En d’autres termes, Natsuki la faisait travailler gratuitement.
« La sœur royale doit indiquer Kanase. Ah oui, elle vit aussi chez Natsuki, n’est-ce pas… ? »
« C’est exact. »
Justina confirma le murmure de Kojou.
Kanon, victime de l’incident du Faux-Ange, avait été placée sous la tutelle de Natsuki dans la foulée. Au-delà des apparences, Natsuki était très attentive aux besoins des autres, comme on peut s’y attendre de la part d’un professeur.
En outre, avec Kanon, un autre résident vivait dans l’appartement.

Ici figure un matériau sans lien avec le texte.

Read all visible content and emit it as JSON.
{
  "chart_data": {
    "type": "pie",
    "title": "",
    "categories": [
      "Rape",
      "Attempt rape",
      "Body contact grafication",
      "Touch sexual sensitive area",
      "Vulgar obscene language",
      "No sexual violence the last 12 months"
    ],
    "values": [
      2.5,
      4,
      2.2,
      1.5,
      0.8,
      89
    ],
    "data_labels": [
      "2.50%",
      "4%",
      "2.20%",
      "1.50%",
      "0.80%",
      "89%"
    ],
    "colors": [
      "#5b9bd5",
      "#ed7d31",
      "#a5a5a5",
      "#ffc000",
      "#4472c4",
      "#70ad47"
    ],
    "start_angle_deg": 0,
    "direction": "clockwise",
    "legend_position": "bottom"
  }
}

« Oh, Kojou et Yukina sont là ? »
Une belle poupée orientale d’à peine trente centimètres de haut grimpa sur la nappe et s’adressa à Kojou et Yukina avec une extrême désinvolture. C’était ce qui restait de Nina Adelard, la Grande Alchimiste d’antan, âgée de plus de deux cent soixante-dix ans. Suite à des circonstances particulières, elle avait perdu la majorité de son corps, reformant sa chair avec le peu de métal liquide qui restait, Kanon s’occupait d’elle.
« Qu’est-ce qui vous amène ici ? Peut-être venez-vous avec des cadeaux de Nouvel An pour moi, votre aînée ? »
Nina avait posé la question d’un ton pompeux, alors que sa position sociale était la plus proche de celle d’un animal de compagnie.
Kojou lui fit un signe de la main avec désinvolture et déclara : « Pas besoin de faire preuve de vanité. Ce n’est pas comme si j’attendais de toi ou de Natsuki de la dignité de la part de mes aînés. »
« Quoi — !? Pourquoi tu… Tu regretteras de m’avoir insultée, moi, la Grande Alchimiste. Sache qu’avec les matériaux adéquats, je peux créer n’importe quelle quantité de monnaie… ! »
« N’est-ce pas de l’or falsifié ? Et je ne peux pas faire confiance à ton alchimie. Ne me le fais pas répéter », déclara Kojou, agacé alors que Nina avait tenté de sauver sa fierté.
Nina était certes une excellente alchimiste, mais elle avait vécu si longtemps que son sens commun s’affaiblissait peu à peu. Les substances qu’elle pouvait créer grâce à l’alchimie coûtaient cher en matériaux et, en premier lieu, l’alchimie n’était guère nécessaire à l’ère moderne, ce qui en faisait un ensemble de compétences plutôt inutiles.